There is no recommended systemic staging system for adult brain tumors because most primary tumors do not usually spread beyond the central nervous system.
Grading of Brain Tumors [WHO]
The histologic classification of central nervous system (CNS) tumors, given below has 4 grades.
Grade I
- Frequently discrete
- Slow growing tumors
- Low proliferative potential
- Likely to cure after surgical resection alone
- Included are
- Juvenile pilocytic astrocytoma
- Subependymal giant cell astrocytoma
Grade II
- Infiltrating lesion
- Low in mitotic activity but recur
- Some tumor progress to higher grades
- Examples are
- Diffuse astrocytoma
- Oligodendroglioma
- Oligoastrocytoma
Grade III
- Lesions with histologic evidence of malignancy [mitotic activity]
- Infiltrative
- Presence of anaplasia
- Examples
- Anaplastic astrocytoma
- Anaplastic oligoastrocytoma
- Anaplastic oligoastrocytoma
Grade IV
- Actively dividing tumors [mitotically active]
- Prone to necrosis
- Rapid preoperative and postoperative evolution of disease
- Examples are
- Glioblastoma
Prognostic factors for Brain Tumors
Tumor histology
This is studied by removing a sample for the histological study.

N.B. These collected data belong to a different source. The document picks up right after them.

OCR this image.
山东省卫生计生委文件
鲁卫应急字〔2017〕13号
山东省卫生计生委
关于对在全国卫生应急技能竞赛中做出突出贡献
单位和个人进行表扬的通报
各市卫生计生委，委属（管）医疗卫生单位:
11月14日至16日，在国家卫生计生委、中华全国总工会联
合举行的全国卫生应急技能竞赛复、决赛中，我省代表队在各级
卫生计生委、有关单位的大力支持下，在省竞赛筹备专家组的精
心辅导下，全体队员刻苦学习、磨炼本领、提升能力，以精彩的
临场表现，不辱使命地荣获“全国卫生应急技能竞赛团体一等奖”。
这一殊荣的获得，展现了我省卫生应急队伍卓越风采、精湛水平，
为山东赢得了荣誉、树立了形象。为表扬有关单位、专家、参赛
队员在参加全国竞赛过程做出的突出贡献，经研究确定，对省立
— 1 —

The type of tumor, the grade, and additional molecular features that predict the rate of growth of the tumor are determined.
Age
Age and functional status when diagnosed is one of the important factors in the patient’s prognosis. In general, a younger adult has a better prognosis. A patient with better functional status has a better prognosis.
Clinical Presentation
Types of symptoms present and the duration of symptoms are important prognostic factors. For example, seizures and long duration of symptoms are linked with a better prognosis.
Residual Tumor
A patient’s prognosis is better when all of the tumor can be surgically removed.
Tumor location
Some tumor locations cause more damage than others, and some tumors are harder to treat because of their location.
Molecular markers
Genetic mutations associated with the tumor may help to determine prognosis. Some examples are IDH1, IDH2, MGMT, and a 1p/19q co-deletion.
Tumor spread
A central nervous system tumor rarely spreads to other parts of the body but may grow within the central nervous system.
However, a tumor that does spread to other parts of the brain or spinal cord is linked with a poorer prognosis.
Recurrent tumor
A recurrent tumor has poorer prognosis
References
- Nabors LB, Portnow J, Ammirati M, et al. Central Nervous System Cancers, Version 1.2015. J Natl Compr Canc Netw. 2015 Oct. 13 (10):1191-202.